Die Antifa ist so überflüssig und deswegen so gefragt wie nie. Die Zivilgesellschaft, allen voran die Thüringer Bürgerbündnisse gegen Rechts, die sich vorwiegend aus den sozialdemokratischen Parteien und Organisationen rekrutierten, und der Filz aus dessen Umfeld, haben das Hauptkampffeld der Antifa übernommen. Selbst in Käffern wie Kirchheim und Ballstädt, die die örtlichen Gutmenschen1 längst in Wehrdörfer verwandelt haben, braucht es die Antifa nicht mehr um Protest gegen Nazis zu organisieren. Die Schlussfolgerung, die Bürger hätten endlich verstanden und machen jetzt selber, ist naiv. Die Proteste gegen Naziaufmärsche und -zentren sind unter der Regie der Parteikader zu Werbeveranstaltungen für die Gesellschaft verkommen, die die Nazis hervorbringt. Antifaschistische Kritik ist nur noch im Widerspruch gegen diese Farce zu haben. Von Fabian & Ox Y. Moron.

Für ihren Bundesparteitag am 18. Januar benötigte die NPD zwei Anläufe, da in Saarbrücken kurzfristig der Nutzungsvertrag für die Lokalität gekündigt wurde. Die Nazis mussten sich umorientieren und wichen nach Kirchheim aus. Die Panne aus Saarbrücken steht in einer Reihe von Zerwürfnissen, Spaltungen und Skandalen, die die Partei seit geraumer Zeit von einer Krise in die nächste stürzt.
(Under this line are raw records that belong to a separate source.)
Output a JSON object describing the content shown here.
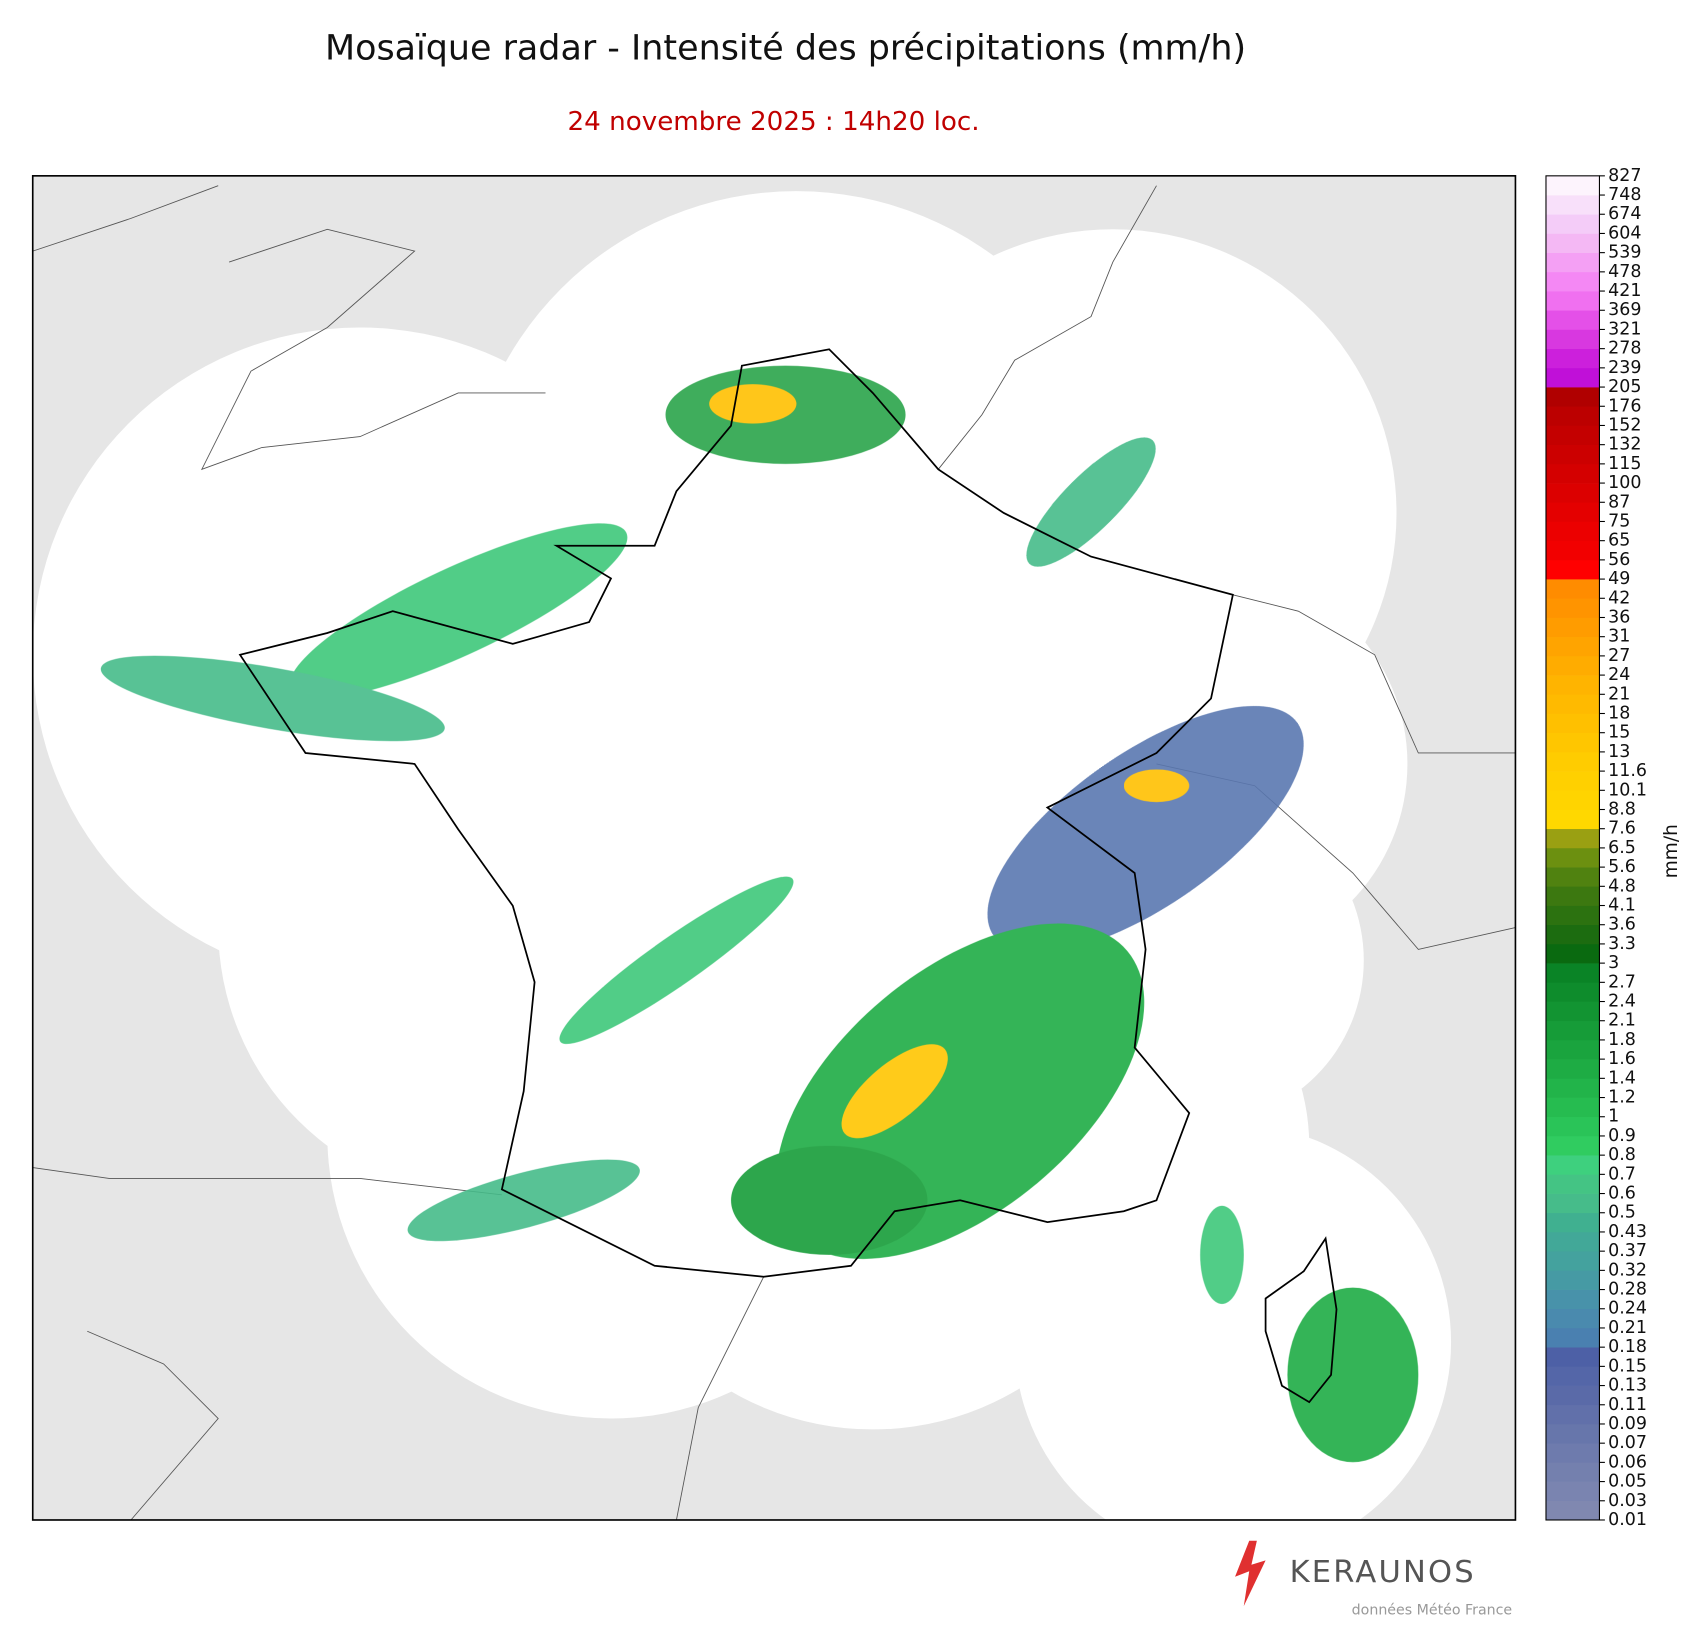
{
  "header": {
    "title": "Mosaïque radar - Intensité des précipitations (mm/h)",
    "subtitle": "24 novembre 2025 : 14h20 loc."
  },
  "colorbar": {
    "label": "mm/h",
    "ticks": [
      0.01,
      0.03,
      0.05,
      0.06,
      0.07,
      0.09,
      0.11,
      0.13,
      0.15,
      0.18,
      0.21,
      0.24,
      0.28,
      0.32,
      0.37,
      0.43,
      0.5,
      0.6,
      0.7,
      0.8,
      0.9,
      1,
      1.2,
      1.4,
      1.6,
      1.8,
      2.1,
      2.4,
      2.7,
      3,
      3.3,
      3.6,
      4.1,
      4.8,
      5.6,
      6.5,
      7.6,
      8.8,
      10.1,
      11.6,
      13,
      15,
      18,
      21,
      24,
      27,
      31,
      36,
      42,
      49,
      56,
      65,
      75,
      87,
      100,
      115,
      132,
      152,
      176,
      205,
      239,
      278,
      321,
      369,
      421,
      478,
      539,
      604,
      674,
      748,
      827
    ],
    "colors": [
      "#8088b0",
      "#7a84b0",
      "#7480ae",
      "#6e7bad",
      "#6776ab",
      "#6170aa",
      "#5a6aa8",
      "#5466a8",
      "#4d60a6",
      "#4a80b0",
      "#4a8aae",
      "#4892aa",
      "#469aa4",
      "#44a29e",
      "#42a898",
      "#40b090",
      "#46bc8a",
      "#44c484",
      "#3ed07e",
      "#30cc60",
      "#2ac458",
      "#26bc50",
      "#22b44a",
      "#1eac44",
      "#1aa43e",
      "#169c38",
      "#129432",
      "#0e8c2c",
      "#0a8426",
      "#0a6a10",
      "#1c6c10",
      "#2c7210",
      "#3c7810",
      "#508210",
      "#6c9010",
      "#9aa012",
      "#ffd800",
      "#ffd400",
      "#ffd000",
      "#ffcc00",
      "#ffc600",
      "#ffc000",
      "#ffba00",
      "#ffb400",
      "#ffac00",
      "#ffa400",
      "#ff9c00",
      "#ff9400",
      "#ff8c00",
      "#ff0000",
      "#f20000",
      "#ec0000",
      "#e40000",
      "#dc0000",
      "#d40000",
      "#cc0000",
      "#c40000",
      "#bc0000",
      "#b00000",
      "#c010d8",
      "#cc20dc",
      "#d838e0",
      "#e450e8",
      "#f070f0",
      "#f488f4",
      "#f4a0f4",
      "#f4b8f4",
      "#f4ccf8",
      "#f8e0fa",
      "#fdf4fd"
    ]
  },
  "footer": {
    "brand": "KERAUNOS",
    "credit": "données Météo France"
  }
}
Die Thüringer Zivilgesellschaft lief nach Bekanntwerden des NPD-Besuchs zu Hochtouren auf. Schließlich könne es nicht angehen, dass der Ilm-Kreis als Versammlungsstätte für Extremisten diene, wie es Stefan Landmann von der SPD im Vorfeld formulierte. So versammelten sich in Kirchheim auf der einen Straßenseite die NPD-Delegierten und auf der anderen der zivilgesellschaftliche Heimatschutz. Getrennt wurden beide Seiten nicht durch Polizeiketten oder Ordner, sondern durch eine auf dem Boden gezogene weiße Linie. Diese Linie, so die Absprache mit der Polizei, sollte während der Gegenkundgebung nicht überschritten werden. Wer das doch tat, wurde von der Polizei oder deren Hilfskräften mit Ordnerbinden wieder zurück geschickt. Eine angenehme Stimmung herrschte zwischen Polizei und Protestierenden. Als einige Antifas versuchten näher an das Gelände heran zu kommen und dabei von der Polizei aufgegriffen wurden, interessierte das den Anmelder und den Rest der angereisten Nazigegner wenig. Es wäre auch ungünstig, wenn die Mittelfinger-Show von Wirtschaftsminister Uwe Höhn2 und das Strammstehen vor der Presse durch einige schwarz gekleidete Jugendliche gestört worden wäre. Bei einem so großen Ereignis und dem zu vermutenden Presseauflauf durften die Vertreter der Thüringer Politik nicht fehlen. Schließlich will jeder einmal in die Kamera „Nazis raus!“ brüllen oder in der Zeitung zitiert werden. Nachdem die SPD sich mit einem großen Transparent an den Anfang der Kundgebung stellte, wurde diese wieder zur Seite verwiesen, da die Bürgerbündnisse hier die Hoheit beanspruchten. Die Frontplätze mit Aussicht auf ein gutes Pressefoto waren noch heißer umkämpft als die Redezeiten. Im 5-Minutentakt gaben sich die Funktionäre das Mikro in die Hand und klopften sich auf die Schultern, ganz ergriffen angesichts der durch bloße Masse der politischen Prominenz angezeigten moralischen Überlegenheit dieses Unterfangens. Beim Meet & Greet gegen Nazis kamen Parteien und Organisationen, die sonst erbittert um Posten, Ministerien, Zuweisungen, Planstellen, Zeitungsspalten, Sendeminuten, etc. konkurrieren, einträchtig zusammen. Und das sollte Antifaschisten stutzig machen: Denn wenn man in Deutschland – in freilich historisch tragenderen Momenten als diesen – keine Parteien mehr kannte, sondern nur noch Deutsche, dann bahnte sich stets Unheil an.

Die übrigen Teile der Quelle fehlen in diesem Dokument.